Tidal Downsizing model. II. Planet-metallicity correlations

TL;DR

This paper explores the Tidal Downsizing model for planet formation, showing it explains observed exoplanet metallicity correlations better than Core Accretion, especially for smaller planets and distant gas giants.

Contribution

It provides population synthesis results demonstrating non-linear metallicity correlations in the Tidal Downsizing framework, contrasting with traditional models.

Findings

Gas giant planets show a positive metallicity correlation.

Smaller planets have a shallow peak at Solar metallicity.

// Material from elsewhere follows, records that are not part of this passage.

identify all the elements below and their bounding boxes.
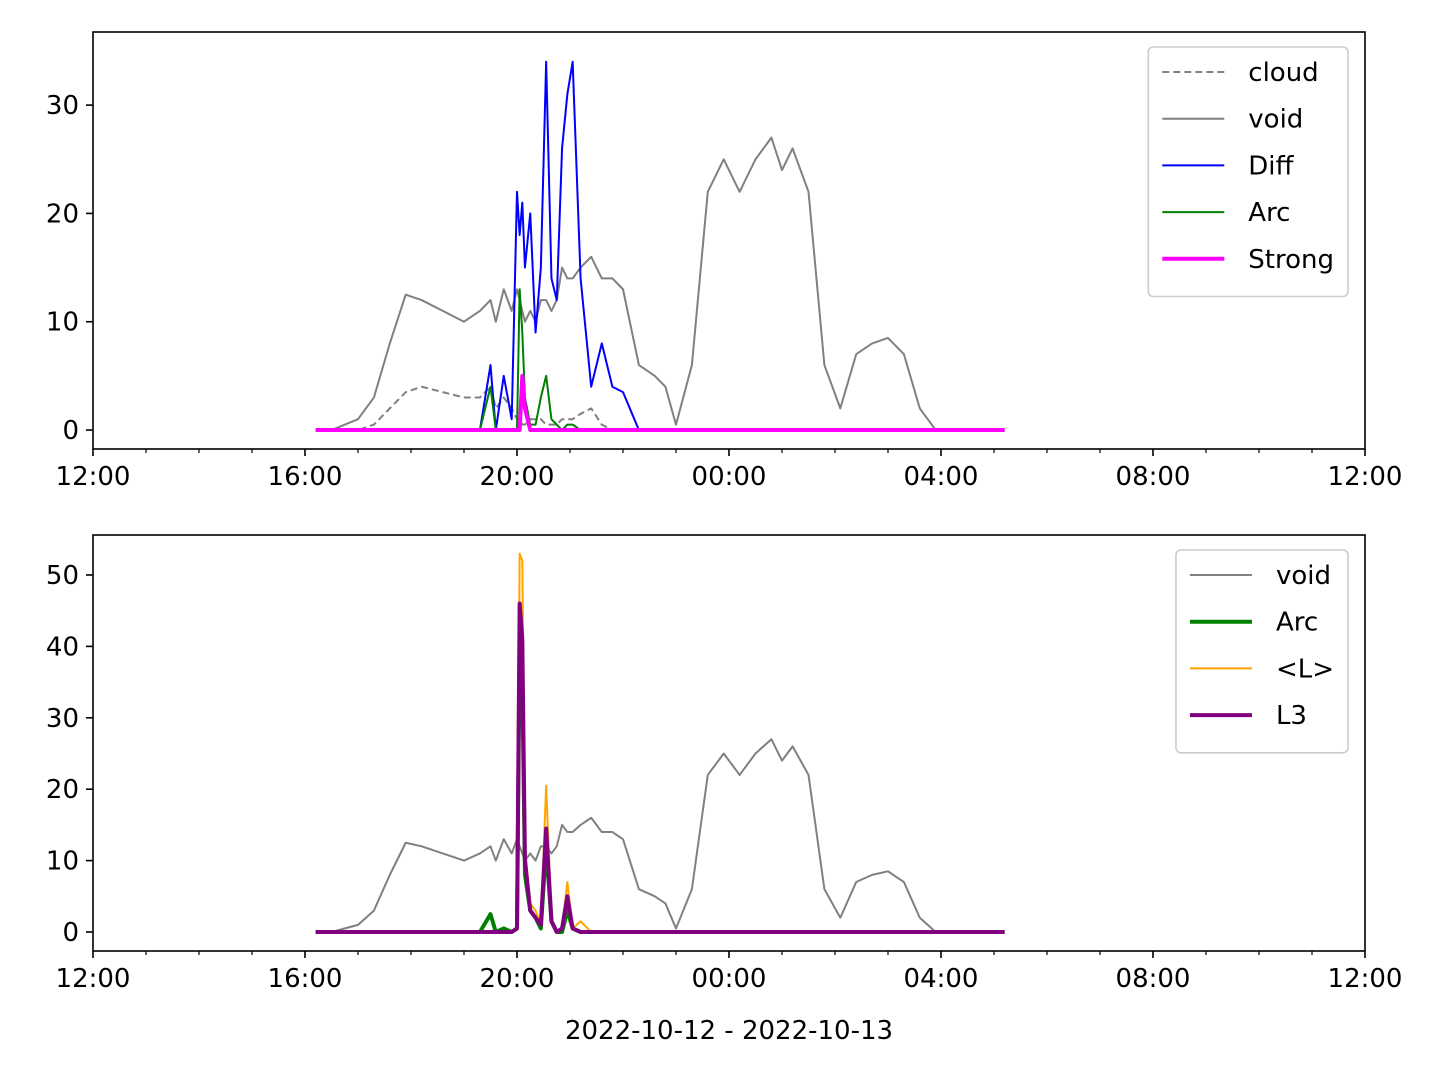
- legend-label: void: [1276, 561, 1331, 591]
- y-tick-label: 50: [46, 561, 79, 591]
- legend-label: Arc: [1276, 608, 1318, 638]
- series-line: [315, 601, 1005, 935]
- x-tick-label: 12:00: [1328, 964, 1403, 994]
- legend-label: Arc: [1248, 198, 1290, 228]
- x-tick-label: 04:00: [904, 964, 979, 994]
- legend-label: <L>: [1276, 654, 1334, 684]
- x-tick-label: 12:00: [56, 964, 131, 994]
- legend: void Arc <L> L3: [1175, 549, 1349, 754]
- y-tick-label: 30: [46, 91, 79, 121]
- y-tick-label: 30: [46, 704, 79, 734]
- legend-label: Strong: [1248, 245, 1334, 275]
- x-tick-label: 20:00: [480, 462, 555, 492]
- y-tick-label: 0: [62, 918, 79, 948]
- legend-label: L3: [1276, 701, 1307, 731]
- axes: 0 10 20 30 12:00 16:00 20:00 00:00 04:00 08:00 12:…: [46, 31, 1403, 492]
- legend-label: Diff: [1248, 151, 1294, 181]
- series-line: [315, 373, 1005, 433]
- x-tick-label: 04:00: [904, 462, 979, 492]
- legend: cloud void Diff Arc Strong: [1147, 46, 1349, 298]
- x-tick-label: 08:00: [1116, 462, 1191, 492]
- axes: 0 10 20 30 40 50 12:00 16:00 20:00 00:00 04:00 08:0…: [46, 534, 1403, 1046]
- y-tick-label: 10: [46, 847, 79, 877]
- x-tick-label: 12:00: [56, 462, 131, 492]
- y-tick-label: 10: [46, 308, 79, 338]
- y-tick-label: 20: [46, 199, 79, 229]
- y-tick-label: 40: [46, 632, 79, 662]
- x-tick-label: 16:00: [268, 462, 343, 492]
- x-tick-label: 00:00: [692, 964, 767, 994]
- legend-label: cloud: [1248, 58, 1318, 88]
- y-tick-label: 20: [46, 775, 79, 805]
- legend-frame: [1175, 549, 1349, 754]
- x-tick-label: 12:00: [1328, 462, 1403, 492]
- series-line: [315, 738, 1005, 934]
- y-tick-label: 0: [62, 416, 79, 446]
- x-tick-label: 20:00: [480, 964, 555, 994]
- legend-label: void: [1248, 105, 1303, 135]
- legend-frame: [1147, 46, 1349, 298]
- x-tick-label: 00:00: [692, 462, 767, 492]
- x-axis-label: 2022-10-12 - 2022-10-13: [565, 1016, 893, 1046]
- x-tick-label: 08:00: [1116, 964, 1191, 994]
- x-tick-label: 16:00: [268, 964, 343, 994]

Giant planets at large separations do not prefer metal-rich stars.

Abstract

Core Accretion (CA), the de-facto accepted theory of planet formation, requires formation of massive solid cores as a prerequisite for assembly of gas giant planets. The observed metallicity correlations of exoplanets are puzzling in the context of CA. While gas giant planets are found preferentially around metal-rich host stars, planets smaller than Neptune orbit hosts with a wide range of metallicities. We propose an alternative interpretation of these observations in the framework of a recently developed planet formation hypothesis called Tidal Downsizing (TD). We perform population synthesis calculations based on TD, and find that the connection between the populations of the gas giant and the smaller solid-core dominated planets is non linear and not even monotonic. While gas giant planets formed in the simulations in the inner few AU region follow a strong positive correlation with the host star metallicity, the smaller planets do not. The simulated population of these smaller planets shows a shallow peak in their formation efficiency at around the Solar metallicity. This result is driven by the fact that at low metallicities the solid core's growth is damped by the scarcity of metals, whereas at high metallicities the fragments within which the cores grow contract too quickly, cutting the core's growth time window short. Finally, simulated giant gas planets do not show a strong host star metallicity preference at large separations, which may explain why one of the best known directly imaged gas giant planet systems, HR 8799, is metal poor.